54. Therefore, having positively ascertained the three ingredients of the offence of defilement and that the trial was not vitiated in any way, this Court finds that the Appellant was properly convicted. The appeal on conviction, therefore, fails.

Sentence: 55. The Appellant was sentenced to 15 years’ imprisonment. The trial Court considered the mitigations.

56. The Court in Wanjema v. Republic (1971) EA 493 laid down the general principles upon which the first appellate Court may act on when dealing with an appeal on sentence. An appellate Court can only interfere with the sentence imposed by the trial Court if it is satisfied that in arriving at the sentence the trial Court did not consider a relevant fact or that it considered an irrelevant factor or that in all the circumstances of the case, the sentence is harsh and excessive. However, the appellate Court must not lose sight of the fact that in sentencing, the trial Court exercised discretion and if the discretion is exercised judicially and not capriciously, the appellate Court should be slow to interfere with that discretion.

57. I have considered this matter with caution and care.
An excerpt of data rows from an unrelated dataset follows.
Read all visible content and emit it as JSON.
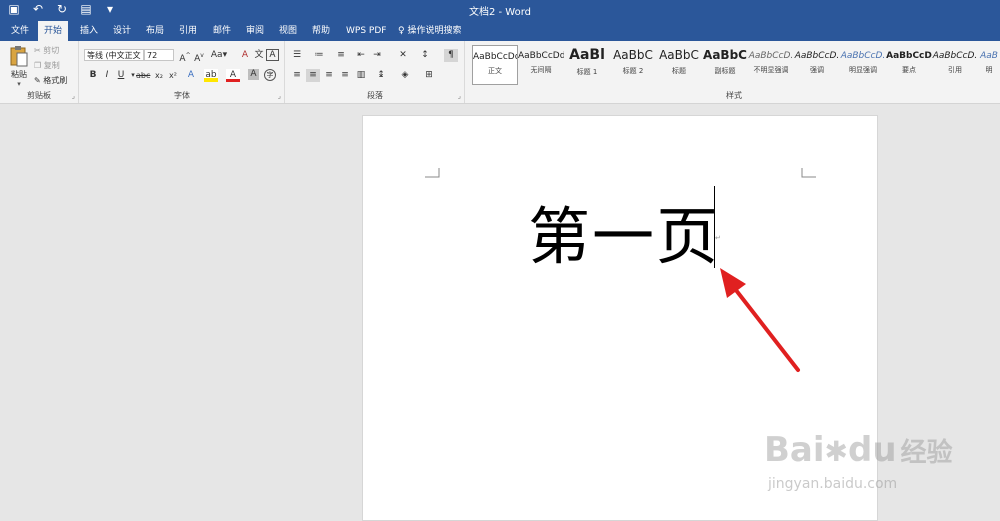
{
  "window": {
    "title": "文档2  -  Word"
  },
  "tabs": [
    "文件",
    "开始",
    "插入",
    "设计",
    "布局",
    "引用",
    "邮件",
    "审阅",
    "视图",
    "帮助",
    "WPS PDF",
    "操作说明搜索"
  ],
  "clipboard": {
    "paste": "粘贴",
    "cut": "剪切",
    "copy": "复制",
    "painter": "格式刷",
    "label": "剪贴板"
  },
  "font": {
    "name": "等线 (中文正文",
    "size": "72",
    "label": "字体"
  },
  "paragraph": {
    "label": "段落"
  },
  "styles": {
    "label": "样式",
    "items": [
      {
        "preview": "AaBbCcDd",
        "name": "正文"
      },
      {
        "preview": "AaBbCcDd",
        "name": "无间隔"
      },
      {
        "preview": "AaBl",
        "name": "标题 1"
      },
      {
        "preview": "AaBbC",
        "name": "标题 2"
      },
      {
        "preview": "AaBbC",
        "name": "标题"
      },
      {
        "preview": "AaBbC",
        "name": "副标题"
      },
      {
        "preview": "AaBbCcD.",
        "name": "不明显强调"
      },
      {
        "preview": "AaBbCcD.",
        "name": "强调"
      },
      {
        "preview": "AaBbCcD.",
        "name": "明显强调"
      },
      {
        "preview": "AaBbCcD",
        "name": "要点"
      },
      {
        "preview": "AaBbCcD.",
        "name": "引用"
      },
      {
        "preview": "AaB",
        "name": "明"
      }
    ]
  },
  "document": {
    "text": "第一页"
  },
  "watermark": {
    "brand": "Bai",
    "brand2": "du",
    "cn": "经验",
    "url": "jingyan.baidu.com"
  },
  "colors": {
    "titlebar": "#2b579a",
    "arrow": "#e02020"
  }
}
The trial Court was careful in the manner it conducted the sentencing proceedings.

58. The Court considered the nature of the offence, the mitigations, the Appellant’s previous and relevant conviction on manslaughter, among other relevant actors.

59. Sentencing is a crucial part in the criminal process and the administration of justice. It is also discretionary. In exercising the discretion, a sentencing Court is called upon to be guided by a raft of considerations. Such are discussed at length in the Sentencing Guidelines published on 29th April, 2016 vide Gazette Notice No. 2970 by the Hon. The Chief Justice of the Republic of Kenya who is also the Chairperson of the National Council on the Administration of Justice (NCAJ) and in case law including the Supreme Court in Petition No. 15 of 2015 Francis Karioko Muruatetu & another v Republic [2017] eKLR.

60. This Court does not see how the sentencing proceedings are to be impugned. The sentence is proper and appropriate in the circumstances of this case.

Disposition: 61. In the end, the following final orders of this Court do hereby issue: -a.The Appeal is wholly dismissed.b.This file is hereby marked as closed.Orders accordingly.

DELIVERED, DATED AND SIGNED AT KITALE THIS 17TH DAY OF JANUARY, 2024. A. C. MRIMAJUDGEJudgment delivered virtually and in the presence of: -Levy Mulwa,the Appellant in person.Miss Kiptoo, Learned Prosecution Counsel instructed by the Office of the Director of Public Prosecutions for the Respondent.Chemosop/Duke – Court Assistants.